BRIDGEMAN, Sir Orlando, 2nd Bt. (?1679-1746), of Bowood Park, nr. Calne, Wilts.

Published in The History of Parliament: the House of Commons 1715-1754, ed. R. Sedgwick, 1970
Available from Boydell and Brewer

Constituency

Dates

25 Feb. 1707 - 1710
1715 - 1722
25 Feb. 1724 - 1727
1727 - 1734
1734 - Feb. 1738

Family and Education

b. ?1679, o.s. of Sir Orlando Bridgeman, 1st Bt., M.P., of Ridley, Cheshire, and Coventry by Mary, da. of Sir Thomas Cave, 1st Bt., of Stanford, Northants. educ. Rugby 1689, Trinity, Oxf. 10 Nov. 1694, aged 15. m. (lic. 15 Apr. 1702) Susannah, da. of Sir Francis Dashwood, 1st Bt., M.P., of West Wycombe, Bucks., 3s. (d.v.p.) 2da.1 suc. fa. 20 Apr. 1701.

Offices Held

Clerk of the household to the Prince of Wales 1716-27; ld. of Trade 1727-37; gov.

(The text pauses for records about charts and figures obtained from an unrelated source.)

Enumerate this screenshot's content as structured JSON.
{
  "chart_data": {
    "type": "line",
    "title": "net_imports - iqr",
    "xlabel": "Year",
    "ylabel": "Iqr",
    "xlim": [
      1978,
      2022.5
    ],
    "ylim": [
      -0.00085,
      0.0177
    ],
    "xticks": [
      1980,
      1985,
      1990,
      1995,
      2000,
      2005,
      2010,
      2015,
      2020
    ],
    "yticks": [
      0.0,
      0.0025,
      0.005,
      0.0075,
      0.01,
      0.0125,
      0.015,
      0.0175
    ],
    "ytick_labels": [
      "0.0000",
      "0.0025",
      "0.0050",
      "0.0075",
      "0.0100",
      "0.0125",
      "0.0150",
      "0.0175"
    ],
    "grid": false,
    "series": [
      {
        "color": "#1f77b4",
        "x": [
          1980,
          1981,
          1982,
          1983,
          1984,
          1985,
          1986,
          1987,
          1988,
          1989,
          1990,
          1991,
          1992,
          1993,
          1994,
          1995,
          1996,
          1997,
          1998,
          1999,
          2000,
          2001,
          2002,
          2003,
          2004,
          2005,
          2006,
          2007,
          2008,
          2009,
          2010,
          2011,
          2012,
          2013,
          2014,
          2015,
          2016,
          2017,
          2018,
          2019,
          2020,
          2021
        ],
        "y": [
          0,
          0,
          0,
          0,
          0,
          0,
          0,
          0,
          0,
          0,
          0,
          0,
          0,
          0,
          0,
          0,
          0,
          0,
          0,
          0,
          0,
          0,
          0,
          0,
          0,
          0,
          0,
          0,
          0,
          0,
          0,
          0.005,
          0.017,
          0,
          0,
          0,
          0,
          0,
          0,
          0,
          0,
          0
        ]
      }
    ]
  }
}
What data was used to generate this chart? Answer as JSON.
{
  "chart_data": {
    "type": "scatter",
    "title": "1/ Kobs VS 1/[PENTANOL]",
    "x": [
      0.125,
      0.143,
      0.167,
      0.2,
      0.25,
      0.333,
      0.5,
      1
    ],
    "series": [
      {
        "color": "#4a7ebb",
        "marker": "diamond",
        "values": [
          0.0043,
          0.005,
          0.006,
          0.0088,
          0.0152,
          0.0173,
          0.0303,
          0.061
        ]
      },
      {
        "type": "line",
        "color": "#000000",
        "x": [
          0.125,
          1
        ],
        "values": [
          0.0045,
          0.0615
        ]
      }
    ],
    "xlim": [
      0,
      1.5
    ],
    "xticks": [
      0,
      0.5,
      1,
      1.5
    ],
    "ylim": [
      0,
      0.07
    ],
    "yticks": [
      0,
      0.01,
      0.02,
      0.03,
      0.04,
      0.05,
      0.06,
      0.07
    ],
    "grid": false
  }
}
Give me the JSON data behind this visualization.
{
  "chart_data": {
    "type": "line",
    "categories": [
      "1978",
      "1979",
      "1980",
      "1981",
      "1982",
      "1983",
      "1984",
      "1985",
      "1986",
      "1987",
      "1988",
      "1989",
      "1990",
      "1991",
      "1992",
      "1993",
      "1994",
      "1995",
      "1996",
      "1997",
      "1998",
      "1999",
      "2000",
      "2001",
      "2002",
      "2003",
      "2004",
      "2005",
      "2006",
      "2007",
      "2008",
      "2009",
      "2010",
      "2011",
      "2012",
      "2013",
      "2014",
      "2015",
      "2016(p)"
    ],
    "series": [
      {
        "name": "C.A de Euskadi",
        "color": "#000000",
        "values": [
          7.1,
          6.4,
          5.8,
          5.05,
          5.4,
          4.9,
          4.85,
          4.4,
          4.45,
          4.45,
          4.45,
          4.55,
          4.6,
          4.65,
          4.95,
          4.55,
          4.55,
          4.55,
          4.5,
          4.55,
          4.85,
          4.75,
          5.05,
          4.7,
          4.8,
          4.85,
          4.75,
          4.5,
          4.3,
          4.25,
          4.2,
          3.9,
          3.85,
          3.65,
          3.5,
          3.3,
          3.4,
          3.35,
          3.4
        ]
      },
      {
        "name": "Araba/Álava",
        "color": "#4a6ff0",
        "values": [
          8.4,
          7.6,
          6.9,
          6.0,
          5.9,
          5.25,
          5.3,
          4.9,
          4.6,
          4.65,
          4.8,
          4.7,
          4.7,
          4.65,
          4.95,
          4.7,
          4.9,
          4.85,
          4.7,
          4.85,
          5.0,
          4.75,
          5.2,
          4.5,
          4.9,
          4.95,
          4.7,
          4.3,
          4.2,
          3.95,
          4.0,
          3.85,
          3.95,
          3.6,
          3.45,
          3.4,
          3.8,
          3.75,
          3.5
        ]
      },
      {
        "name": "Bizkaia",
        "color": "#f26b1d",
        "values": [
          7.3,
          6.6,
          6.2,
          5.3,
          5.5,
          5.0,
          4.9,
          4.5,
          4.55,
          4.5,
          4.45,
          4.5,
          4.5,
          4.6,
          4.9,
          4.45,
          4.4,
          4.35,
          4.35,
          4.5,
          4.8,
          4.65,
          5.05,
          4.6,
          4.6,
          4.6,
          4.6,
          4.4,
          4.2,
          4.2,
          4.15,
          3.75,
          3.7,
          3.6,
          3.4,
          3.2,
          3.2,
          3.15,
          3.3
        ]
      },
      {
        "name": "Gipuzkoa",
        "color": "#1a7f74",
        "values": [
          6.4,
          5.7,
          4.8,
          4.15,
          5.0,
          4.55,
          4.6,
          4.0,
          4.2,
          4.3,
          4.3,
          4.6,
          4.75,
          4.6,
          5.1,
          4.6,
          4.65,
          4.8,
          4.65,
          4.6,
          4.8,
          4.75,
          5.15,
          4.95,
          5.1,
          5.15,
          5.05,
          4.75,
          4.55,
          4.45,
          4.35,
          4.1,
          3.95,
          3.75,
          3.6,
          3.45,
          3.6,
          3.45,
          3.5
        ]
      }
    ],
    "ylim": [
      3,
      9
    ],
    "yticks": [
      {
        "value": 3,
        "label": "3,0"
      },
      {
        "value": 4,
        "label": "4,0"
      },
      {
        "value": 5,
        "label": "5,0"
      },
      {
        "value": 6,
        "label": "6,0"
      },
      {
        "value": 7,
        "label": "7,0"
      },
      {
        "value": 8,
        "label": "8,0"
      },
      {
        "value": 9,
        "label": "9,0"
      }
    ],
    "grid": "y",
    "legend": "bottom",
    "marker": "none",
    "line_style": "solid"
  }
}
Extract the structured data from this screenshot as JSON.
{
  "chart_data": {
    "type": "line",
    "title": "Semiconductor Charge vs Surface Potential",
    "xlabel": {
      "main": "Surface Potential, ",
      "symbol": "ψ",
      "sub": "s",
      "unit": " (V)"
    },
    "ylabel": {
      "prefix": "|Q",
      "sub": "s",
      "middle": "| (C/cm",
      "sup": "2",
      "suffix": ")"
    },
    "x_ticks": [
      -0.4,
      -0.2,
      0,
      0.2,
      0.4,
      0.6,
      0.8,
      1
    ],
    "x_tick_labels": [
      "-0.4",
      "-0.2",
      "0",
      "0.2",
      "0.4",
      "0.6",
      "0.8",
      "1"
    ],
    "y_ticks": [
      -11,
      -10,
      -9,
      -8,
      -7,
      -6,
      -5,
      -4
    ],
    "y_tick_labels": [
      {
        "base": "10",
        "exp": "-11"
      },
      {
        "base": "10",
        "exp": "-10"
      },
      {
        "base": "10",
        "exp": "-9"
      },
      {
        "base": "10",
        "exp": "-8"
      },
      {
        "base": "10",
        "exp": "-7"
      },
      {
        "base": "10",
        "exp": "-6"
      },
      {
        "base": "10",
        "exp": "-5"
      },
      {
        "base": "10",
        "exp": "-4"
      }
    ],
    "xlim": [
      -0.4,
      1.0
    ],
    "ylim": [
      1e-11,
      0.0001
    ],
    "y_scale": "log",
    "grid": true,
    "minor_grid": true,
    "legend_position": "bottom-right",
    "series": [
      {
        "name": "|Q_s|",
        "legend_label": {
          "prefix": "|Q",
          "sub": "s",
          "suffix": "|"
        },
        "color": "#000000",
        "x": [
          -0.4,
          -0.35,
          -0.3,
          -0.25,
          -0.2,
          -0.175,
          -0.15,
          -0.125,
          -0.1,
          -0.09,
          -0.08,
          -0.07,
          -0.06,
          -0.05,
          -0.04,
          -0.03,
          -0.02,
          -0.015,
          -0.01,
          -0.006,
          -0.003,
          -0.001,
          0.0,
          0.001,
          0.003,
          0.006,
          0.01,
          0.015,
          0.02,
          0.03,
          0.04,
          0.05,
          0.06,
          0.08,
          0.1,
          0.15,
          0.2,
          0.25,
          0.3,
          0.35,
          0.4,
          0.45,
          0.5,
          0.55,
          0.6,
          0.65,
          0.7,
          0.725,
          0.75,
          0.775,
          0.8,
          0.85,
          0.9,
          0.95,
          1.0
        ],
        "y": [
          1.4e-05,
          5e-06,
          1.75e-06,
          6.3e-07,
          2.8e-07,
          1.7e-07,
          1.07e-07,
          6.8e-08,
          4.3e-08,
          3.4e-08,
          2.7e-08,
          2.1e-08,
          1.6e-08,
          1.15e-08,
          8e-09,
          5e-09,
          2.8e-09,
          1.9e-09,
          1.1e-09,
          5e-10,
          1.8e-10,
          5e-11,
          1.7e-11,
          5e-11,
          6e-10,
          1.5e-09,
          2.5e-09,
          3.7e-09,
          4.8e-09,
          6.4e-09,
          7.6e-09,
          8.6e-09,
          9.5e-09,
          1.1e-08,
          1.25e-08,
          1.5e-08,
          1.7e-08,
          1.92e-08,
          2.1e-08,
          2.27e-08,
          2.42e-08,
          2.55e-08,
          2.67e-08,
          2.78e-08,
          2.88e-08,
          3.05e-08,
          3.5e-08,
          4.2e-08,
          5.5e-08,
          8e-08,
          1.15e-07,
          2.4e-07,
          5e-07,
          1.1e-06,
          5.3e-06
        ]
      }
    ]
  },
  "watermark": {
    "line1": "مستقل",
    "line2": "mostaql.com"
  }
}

Barbados 1737-8.

Biography

Bridgeman’s father (made a Baronet in 1673) was a younger son of Sir Orlando Bridgeman, 1st Bt., M.P., lord keeper of the great seal under Charles II, who had been granted a lease of Bowood from the Crown in 1644 and 1661. This was renewed in 1702 to his grandson, who acquired the fee simple in 1727 under Act of Parliament 12 Geo. I.2 Returned for Calne in 1715 Bridgeman voted for the septennial bill, but went into opposition with the Prince of Wales in 1717, voting against the Government in the division of 4 June 1717 on Lord Cadogan and on the peerage bill. He lost his seat in 1722 but was provided with government seats elsewhere, voting with the Administration in all recorded divisions. In August 1733 Walpole seems to have tried to get him a seat at Calne from William Duckett, who replied:

I received your commands in relation to Sir Orlando Bridgeman ... but I apprehend great difficulty in executing them; because proposals made to a man, who is neither cautious or secret, may ruin my interest. Colonel Bladen has an influence on Sir Orlando ... Be pleased, Sir, to give him charge of this affair.3

In the end a seat was found for him at Dunwich. On 10 Mar. 1735 he seconded a petition from the Georgia Society for a grant-in-aid to the colony.4

Meanwhile Bridgeman had begun to build a new house at Bowood. The estate, in consequence, became heavily encumbered and Chancery proceedings were begun against him 1737.5 Though made governor of Barbados to improve his position, he never went there, but disappeared, leaving his clothes by the side of the Thames, after writing farewell letters to his family and the King. When some weeks later, on 10 June 1738, a body ‘supposed to be him, though disfigured by lying so long under water’, was taken from the river at Limehouse, ‘the family were then satisfied of their misfortune’.6 However, on 30 Oct. following, the 1st Lord Egmont records,

Sir Orlando Bridgeman who, instead of going to his government of Barbados conferred on him last winter, made his escape (as he hoped) from the world, to avoid his creditors, by pretending to make himself away, and accordingly gave it out that he had drowned himself, was ferreted out of his hole by the reward advertised for whoever should discover him, and seized in an inn at Slough, where he had ever since concealed himself.7

Apparently dying in Gloucester gaol,8 he was buried 5 Dec. 1746 in St. Nicholas’s, Gloucester.

Ref Volumes: 1715-1754

Author: R. S. Lea

Notes

  • 1. Wm. Salt Arch. Soc. Colls. n.s. ii. 251.
  • 2. Wilts. Arch. Mag. xli. 412, 423, 504.
  • 3. Wm. Duckett to Sir Robt. Walpole, 17 Aug. 1733, Cholmondeley (Houghton) mss.
  • 4. HMC Egmont Diary, ii. 159.
  • 5. Wilts. Arch. Mag. xli. 504-5.
  • 6. Ibid. 505, citing Dr. Hort's narrative in Lady Shelburne's diary, 5 Feb. 1765; Gent. Mag. 1738, p. 324.
  • 7. HMC Egmont Diary, ii. 510.
  • 8. Wilts. Arch. Mag. xli. 505; Gent. Mag. 1746, p. 668.